Malheureusement, ici encore, la notion de trésors nationaux n'est pas spécifiée par le Traité, ni même, cette fois, par la Cour de justice. Sa définition revient aux États membres sous le contrôle des autorités européennes et dans le respect de l'article 36 du TFUE. Compte tenu de la portée dérogatoire de cet article, l'interprétation sera restrictive. Il convient également d'appliquer ici le principe de proportionnalité, c'est-à-dire viser un équilibre entre la liberté de circulation des marchandises et la sauvegarde du patrimoine culturel mobilier national. Le terme de "trésors" renvoie à des objets ayant une valeur particulière pour une collectivité humaine par leur importance et leur unicité, en tant que manifestation du génie artistique ou comme témoins du passé historique. Il s'agit de sauvegarder les éléments essentiels et fondamentaux d'un patrimoine artistique déterminé. Le terme "nationaux" renvoie au facteur de rattachement de l'œuvre d'art à un État, par exemple le lieu de création, la nationalité du créateur ou encore les traits caractéristiques de l'œuvre. On devrait comprendre le terme "nationaux" d'un point de vue historique et non géographique. Il conviendrait donc de considérer comme nationaux les biens culturels liés à l'histoire d'un pays, à ses traditions, à son passé, à ses valeurs, au lieu où l'œuvre a été créée ou encore au propriétaire qui l'a acquise. La dimension de ces biens s'identifie à l'apport qu'ils fournissent à la définition de l'identité historique et culturelle d'un pays.

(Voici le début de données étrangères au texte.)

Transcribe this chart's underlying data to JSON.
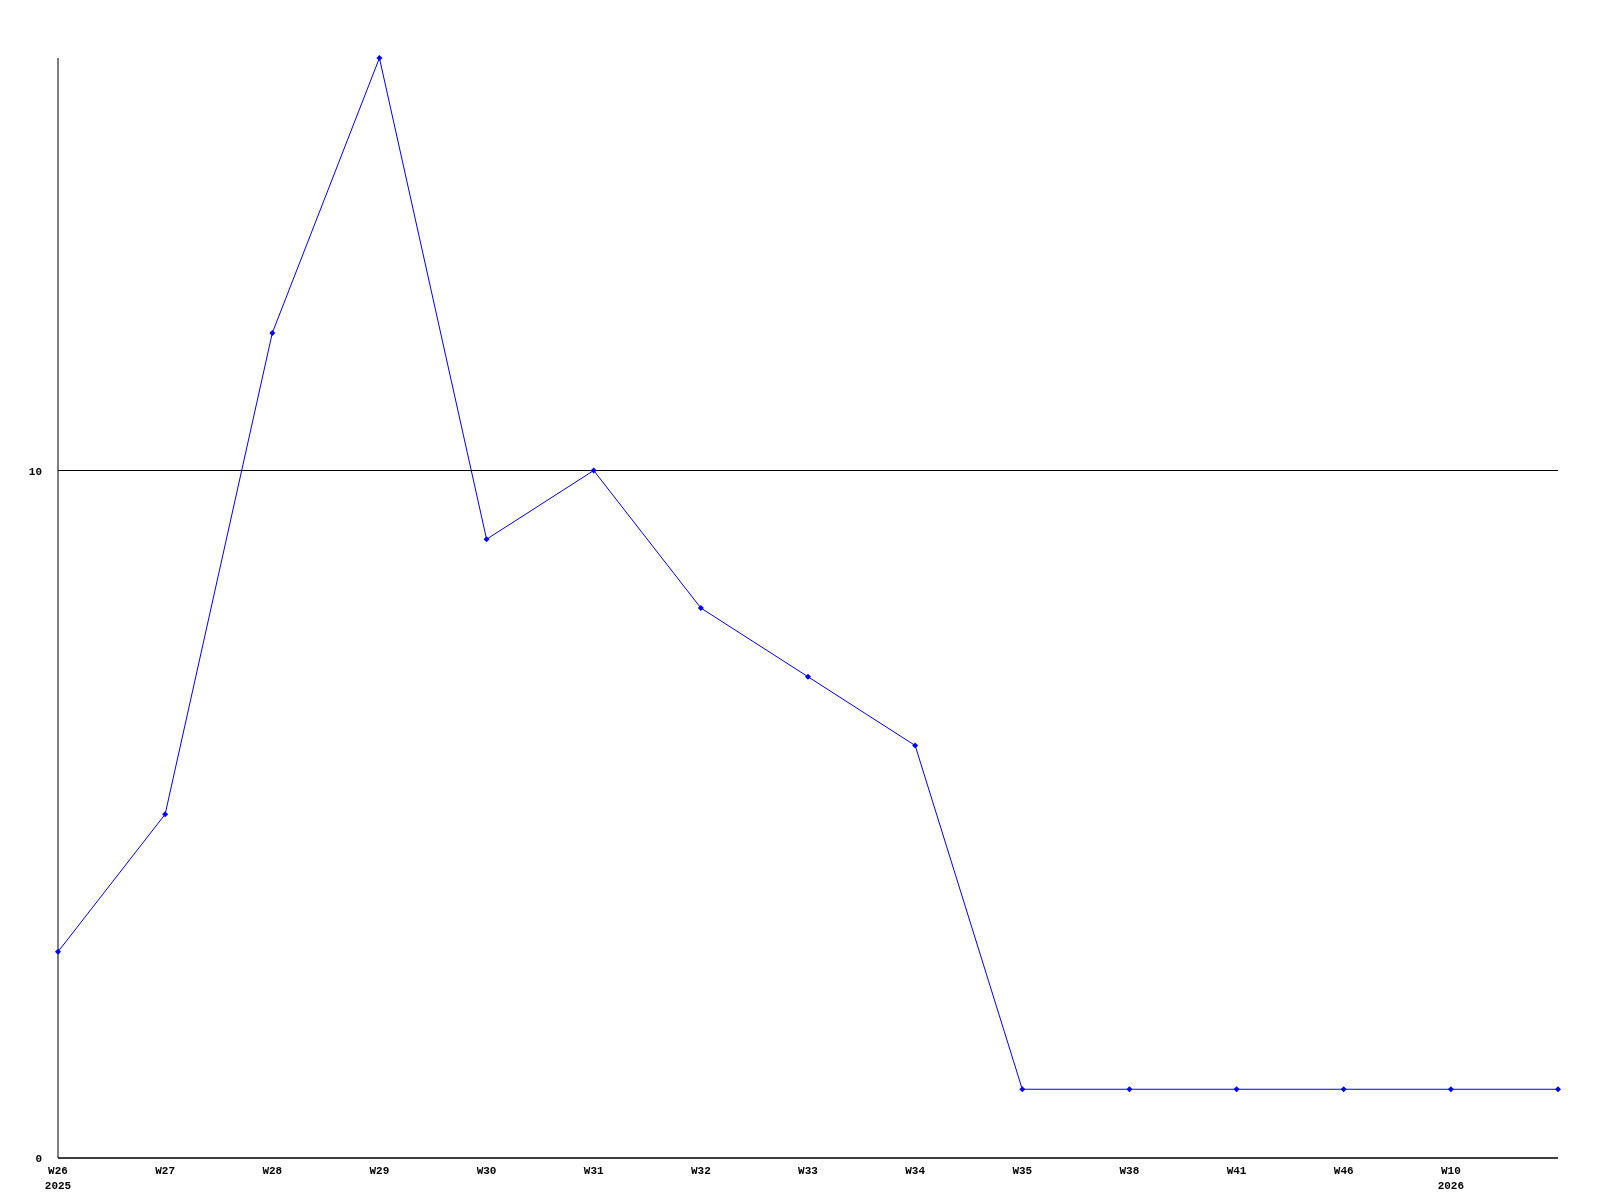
{
  "chart_data": {
    "type": "line",
    "categories": [
      "W26\n2025",
      "W27",
      "W28",
      "W29",
      "W30",
      "W31",
      "W32",
      "W33",
      "W34",
      "W35",
      "W38",
      "W41",
      "W46",
      "W10\n2026",
      null
    ],
    "series": [
      {
        "color": "#0000ff",
        "values": [
          3,
          5,
          12,
          16,
          9,
          10,
          8,
          7,
          6,
          1,
          1,
          1,
          1,
          1,
          1
        ]
      }
    ],
    "ylim": [
      0,
      16
    ],
    "yticks": [
      0,
      10
    ],
    "grid": "y",
    "marker": "diamond",
    "line_style": "solid"
  }
}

Cette question n'en a pas moins très rapidement préoccupé les instances européennes. En effet, quand furent décidées l'instauration du Marché commun et la suppression du contrôle douanier des marchandises en raison de l'Acte unique, émergea le problème de la préservation du patrimoine culturel mobilier face au Marché commun. L'abolition des contrôles douaniers aux frontières internes donna, en effet, lieu à des expéditions d'œuvres d'art d'un État membre à un autre ou vers un État tiers à la Communauté européenne en violation du droit du pays de provenance. Pour combattre ces dysfonctionnements de la suppression des contrôles douaniers et pour garantir la sauvegarde des biens culturels au niveau de la Communauté européenne, deux instruments réglementaires furent adoptés. Le règlement "exportation" CEE 3911/92 concernant l'exportation de biens culturels régit l'exportation de biens culturels à l'extérieur de l'Union européenne. Il s'agit donc du volet externe, c'est-à-dire vers les États tiers. Son système soumet certains biens à la présentation d'une licence d'exportation. Pour que le règlement s'applique, les biens culturels, classés par catégorie dans les annexes du règlement suivant leur nature, leur âge, leur valeur (seuils financiers), doivent être qualifiés de "trésor national" selon l'État membre concerné. La sortie du territoire communautaire des biens culturels les plus précieux est purement et simplement interdite par le règlement. Le second texte, en l'occurrence la directive "restitution" 93/7/CEE relative à la restitution de biens culturels ayant quitté illicitement le territoire d'un État membre, a été transposée en Belgique par une loi du 28 octobre 1996. Il y est cette fois question du volet interne en ce qu'il s'agit d'assurer le retour, auprès de l'État membre concerné, des trésors nationaux ayant quitté illicitement son territoire. L'analyse de la qualification de trésor national doit se faire en fonction de l'État membre qui requiert la restitution.


 

1 Argument désormais dépassé, puisque le qualificatif « économique » a précisément été retiré et qu'il est désormais question, de toute façon, d' « Union européenne ».